En novembre 2006, quatorze chercheurs internationaux réputés, des biologistes marins, des océanographes, des économistes, ont publié dans la très sérieuse revue « Science » les résultats de quatre années d’enquête sur la situation de la biodiversité marine autour du monde. C’est à ce jour le plus grand bulletin de santé des mers et des océans jamais entrepris. Ses résultats sonnent l’alarme, et le tocsin : zones côtières chaque jours plus polluées, envahies par les méduses, écosystèmes marins en danger partout, destruction massive des récifs et des mangroves (les nurseries  des poissons), menaces sur de nombreuses espèces comestibles, risques de disparition de la totalité des grandes espèces d’ici 2050 si aucune mesure n’est prise pour limiter la pêche industrielle et décréter des sanctuaires marins.

Un jour, nous lèverons-nous pour écrire : « Ce matin, ma mer est morte » ? Voici un long entretien avec Boris Worm, biologiste marin, un des initiateurs de l’enquête publiée dans Science. Un homme encore sous le choc de ses découvertes (publié dans le Monde 2, 10/02/07)

Boris Worm à Halifax (Canada)

« JE TE SALUE VIEIL OCEAN » par Lautréamont


« Vieil océan,ta grandeur morale, image de l’infini, est immense comme la réflexion du philosophe, comme l’amour de la femme, comme la beauté divine de l’oiseau, comme les méditations du poète. Tu es plus beau que la nuit. Réponds-moi, océan, veux-tu être mon frère? Remue-toi avec impétuosité… plus… plus encore, si tu veux que je te compare à la vengeance de Dieu ; allonge tes griffes livides, en te frayant un chemin sur ton propre sein… c’est bien. Déroule tes vagues épouvantables, océan hideux, compris par moi seul, et devant lequel je tombe, prosterné à tes genoux. La majesté de l’homme est empruntée; il ne m’imposera point: toi, oui.

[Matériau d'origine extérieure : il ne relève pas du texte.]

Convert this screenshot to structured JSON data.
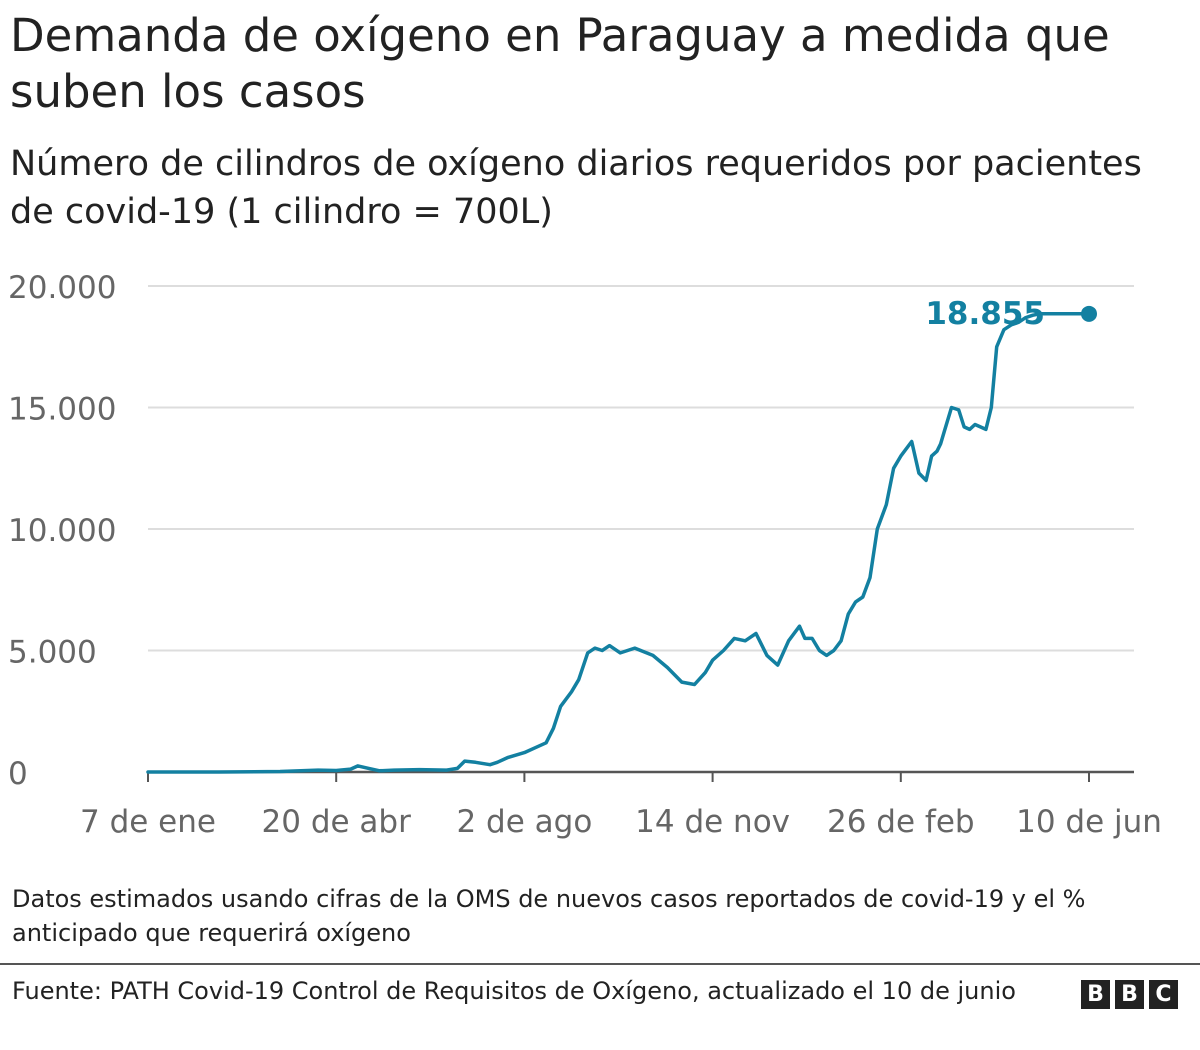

Oh! quand tu t’avances, la crête haute et terrible, entouré de tes replis tortueux comme d’une cour, magnétiseur et farouche, roulant tes ondes les unes sur les autres, avec la conscience de ce que tu es, pendant que tu pousses, des profondeurs de ta poitrine, comme accablé d’un remords intense que je ne puis pas découvrir, ce sourd mugissement perpétuel que les hommes redoutent tant, même quand ils te contemplent, en sûreté, tremblants sur le rivage, alors, je vois qu’il ne m’appartient pas, le droit insigne de me dire ton égal »


OCEANS EN DANGER (entretien avec le biologiste marin Boris Worm)


BORIS WORM, JEUNE HOMME DE 37 ANS, PARLE D’UN AIR SOMBRE…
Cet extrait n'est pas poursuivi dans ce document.